Eu caminhava pelo centro de Florianópolis, em pleno dia da mulher, e eis que de repente me deparo com um grupo de mais ou menos 20 pessoas. Uma mulher de cabelos curtos e grisalhos, usando roupas que mais pareciam roupas masculinas, gritava em um megafone palavras de ordem, falando de um holocausto brasileiro contra as mulheres, sobre a violência feminina e de que medidas legais devem ser tomadas sobre isso. Era, portanto, mais um discurso esquerdista a injetar ódio na sociedade, mais especificamente no seio da família, incitando as mulheres a se tornarem inimigas dos homens. No fundo esse tipo de discurso instiga as mulheres a destruírem suas famílias por qualquer motivo, diante de qualquer problema que surja na relação com seu marido. Entra aí as leis do Estado todo poderoso que numa pretensa desculpa de defender a mulher de violência familiar a instiga a se separar e a processar seu marido. 


Nessa manifestação havia cartazes como: “vulva a revolução”, “estado laico”, “pelo aborto”, etc. Vi depois um dos manifestantes pegar o megafone e dizer as seguintes palavras de ordem: “não a bíblia”. Havia também homens vestindo saias, orgulhosos de seu feminismo. 


Percebi, nessa manifestação, a presença de vários gays e lésbicas. Falando com um dos participantes descobri que esse ato era organizado pela Marcha das Vadias e por um grupo GLBT da UFSC. Ficou evidente, assim, o vínculo entre o movimento gay e o movimento feminista na organização desse ato. Os cartazes deixavam claro a defesa da cultura da morte, e um forte sentimento anticristão, como mostra o cartaz conclamando a defesa de um estado laico. Sabemos muito bem que quando os movimentos revolucionários falam em estado laico estão, na verdade, fazendo apologia ao laicismo, que é algo bem diferente. O laicismo se volta contra o cristianismo somente, afastando sua presença e influência de todas as esferas sociais e públicas. 

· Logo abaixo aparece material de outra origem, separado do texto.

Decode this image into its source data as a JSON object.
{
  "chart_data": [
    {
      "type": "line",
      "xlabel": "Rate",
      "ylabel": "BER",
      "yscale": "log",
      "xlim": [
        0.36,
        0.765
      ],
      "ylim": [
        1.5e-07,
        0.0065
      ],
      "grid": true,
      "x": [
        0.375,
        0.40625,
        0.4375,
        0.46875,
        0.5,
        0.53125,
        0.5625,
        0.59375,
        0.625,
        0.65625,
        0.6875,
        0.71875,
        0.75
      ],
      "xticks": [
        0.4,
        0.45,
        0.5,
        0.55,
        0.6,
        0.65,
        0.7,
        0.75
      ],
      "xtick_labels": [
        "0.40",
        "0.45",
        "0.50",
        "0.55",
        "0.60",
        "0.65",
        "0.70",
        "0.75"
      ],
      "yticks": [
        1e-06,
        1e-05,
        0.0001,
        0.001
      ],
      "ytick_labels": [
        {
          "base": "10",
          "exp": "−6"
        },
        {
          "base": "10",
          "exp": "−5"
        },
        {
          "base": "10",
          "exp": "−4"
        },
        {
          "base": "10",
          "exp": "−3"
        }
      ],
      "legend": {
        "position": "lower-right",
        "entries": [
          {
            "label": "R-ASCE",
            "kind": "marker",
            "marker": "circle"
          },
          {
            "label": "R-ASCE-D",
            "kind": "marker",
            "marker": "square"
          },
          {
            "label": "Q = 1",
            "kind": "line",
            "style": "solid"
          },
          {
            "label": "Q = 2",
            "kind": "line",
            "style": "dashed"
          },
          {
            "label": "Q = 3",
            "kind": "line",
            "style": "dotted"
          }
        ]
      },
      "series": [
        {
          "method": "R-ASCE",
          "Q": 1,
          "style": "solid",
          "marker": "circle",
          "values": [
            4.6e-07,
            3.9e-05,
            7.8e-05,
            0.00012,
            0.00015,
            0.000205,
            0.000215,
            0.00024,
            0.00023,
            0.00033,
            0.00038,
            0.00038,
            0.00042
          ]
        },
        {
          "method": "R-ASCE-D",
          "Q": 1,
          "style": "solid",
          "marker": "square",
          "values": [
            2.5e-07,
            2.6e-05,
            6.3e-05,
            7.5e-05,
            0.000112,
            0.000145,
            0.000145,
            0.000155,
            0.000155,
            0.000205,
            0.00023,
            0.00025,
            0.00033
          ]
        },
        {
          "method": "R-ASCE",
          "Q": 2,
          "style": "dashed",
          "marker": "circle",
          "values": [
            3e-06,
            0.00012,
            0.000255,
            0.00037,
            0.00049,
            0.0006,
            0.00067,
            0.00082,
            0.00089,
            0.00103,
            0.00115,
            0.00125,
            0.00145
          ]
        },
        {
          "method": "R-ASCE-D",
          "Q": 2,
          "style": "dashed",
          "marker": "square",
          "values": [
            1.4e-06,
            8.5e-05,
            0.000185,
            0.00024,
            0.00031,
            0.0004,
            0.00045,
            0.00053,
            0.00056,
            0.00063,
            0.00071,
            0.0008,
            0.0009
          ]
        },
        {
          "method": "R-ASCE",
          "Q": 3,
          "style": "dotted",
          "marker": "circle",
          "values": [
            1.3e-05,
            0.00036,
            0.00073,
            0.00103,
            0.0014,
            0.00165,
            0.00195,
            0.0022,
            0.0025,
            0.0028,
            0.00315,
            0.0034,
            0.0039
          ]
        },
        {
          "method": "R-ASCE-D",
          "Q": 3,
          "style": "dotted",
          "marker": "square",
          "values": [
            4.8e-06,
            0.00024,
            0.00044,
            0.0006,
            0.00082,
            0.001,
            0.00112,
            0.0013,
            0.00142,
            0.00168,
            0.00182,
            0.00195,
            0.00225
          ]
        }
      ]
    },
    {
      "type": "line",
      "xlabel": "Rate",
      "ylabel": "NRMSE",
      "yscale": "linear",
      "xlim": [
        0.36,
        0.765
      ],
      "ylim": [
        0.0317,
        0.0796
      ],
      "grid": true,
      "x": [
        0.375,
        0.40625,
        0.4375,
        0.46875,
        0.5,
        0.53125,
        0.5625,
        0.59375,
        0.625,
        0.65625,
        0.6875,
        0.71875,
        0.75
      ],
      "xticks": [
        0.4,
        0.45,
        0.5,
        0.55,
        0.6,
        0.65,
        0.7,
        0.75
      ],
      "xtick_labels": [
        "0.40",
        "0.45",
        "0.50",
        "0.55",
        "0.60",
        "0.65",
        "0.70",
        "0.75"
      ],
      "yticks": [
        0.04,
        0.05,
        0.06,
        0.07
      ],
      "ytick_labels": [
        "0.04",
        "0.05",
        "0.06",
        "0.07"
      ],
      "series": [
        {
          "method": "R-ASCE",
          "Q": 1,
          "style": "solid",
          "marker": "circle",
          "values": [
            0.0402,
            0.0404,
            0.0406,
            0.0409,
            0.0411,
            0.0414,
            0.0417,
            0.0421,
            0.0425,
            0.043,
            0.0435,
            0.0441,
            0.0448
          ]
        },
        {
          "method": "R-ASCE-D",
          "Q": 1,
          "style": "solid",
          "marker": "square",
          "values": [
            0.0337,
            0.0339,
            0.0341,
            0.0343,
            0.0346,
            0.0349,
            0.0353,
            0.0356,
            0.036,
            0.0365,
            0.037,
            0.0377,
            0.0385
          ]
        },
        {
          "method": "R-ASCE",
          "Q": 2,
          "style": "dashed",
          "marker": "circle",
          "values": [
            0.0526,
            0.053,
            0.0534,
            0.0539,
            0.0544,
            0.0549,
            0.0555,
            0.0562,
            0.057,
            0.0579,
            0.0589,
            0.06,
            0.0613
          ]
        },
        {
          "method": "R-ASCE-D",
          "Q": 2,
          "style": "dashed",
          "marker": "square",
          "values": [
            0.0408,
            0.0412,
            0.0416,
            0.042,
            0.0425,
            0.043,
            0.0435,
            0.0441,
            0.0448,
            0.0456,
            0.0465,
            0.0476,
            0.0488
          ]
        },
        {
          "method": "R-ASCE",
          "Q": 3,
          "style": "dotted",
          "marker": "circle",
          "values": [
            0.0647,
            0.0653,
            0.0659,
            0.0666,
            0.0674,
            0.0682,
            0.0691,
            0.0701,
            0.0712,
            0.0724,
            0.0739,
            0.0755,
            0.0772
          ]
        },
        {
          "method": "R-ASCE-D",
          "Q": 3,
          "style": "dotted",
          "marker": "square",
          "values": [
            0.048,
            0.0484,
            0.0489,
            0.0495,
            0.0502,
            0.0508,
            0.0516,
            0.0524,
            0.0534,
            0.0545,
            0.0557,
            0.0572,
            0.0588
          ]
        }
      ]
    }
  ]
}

Esse fato ocorrido diante da Catedral é mais uma manifestação de intolerância contra a religião, e mais um ataque a dignidade da vida, já que defendiam o aborto em seus cartazes. Feministas, gayzistas e laicistas: estavam todos ali unidos contra os valores cristãos. No fundo contra o próprio cristianismo. Estão eles totalmente alinhados com o globalismo. A Marcha das Vadias, por exemplo, que ajudou a organizar esse ato feminista em pleno dia da mulher, é já uma organização global, que se espalhou por tudo o orbe como um verdadeiro vírus contra a própria dignidade da mulher.




Vi ali uma minoria de 20 pessoas. Uma minoria barulhenta e intolerante, como toda minoria revolucionária. Os bolcheviques, que dominaram a Rússia e espalharam o comunismo pelo mundo, matando 150 milhões no século XX, também eram uma minoria. Hoje as feministas e os grupos gays também são uma minoria, mas as leis que são aprovadas devido ao seu lobby estão destruindo milhões de famílias e gerando um verdadeiro holocausto de fetos que são assassinados ainda no ventre de suas mães. 


Lembremos que as feministas têm total apoio da ONU, que tem feito aberta defesa do aborto com os tais “direitos reprodutivos”, um claro eufemismo para matança de fetos


Aquelas feministas, aqueles gays e lésbicas que vi no centro de Florianópolis, gritando seu ódio contra todos os valores da vida e da família, nada mais eram do que uma manifestação local de tudo o que defendem os globalistas instalados na ONU, que trabalham dia e noite pelo advento do satânico e totalitário governo mundial. Abortismo, movimento gay e feminismo são algumas das novas facetas adotadas pelo marxismo no século XXI.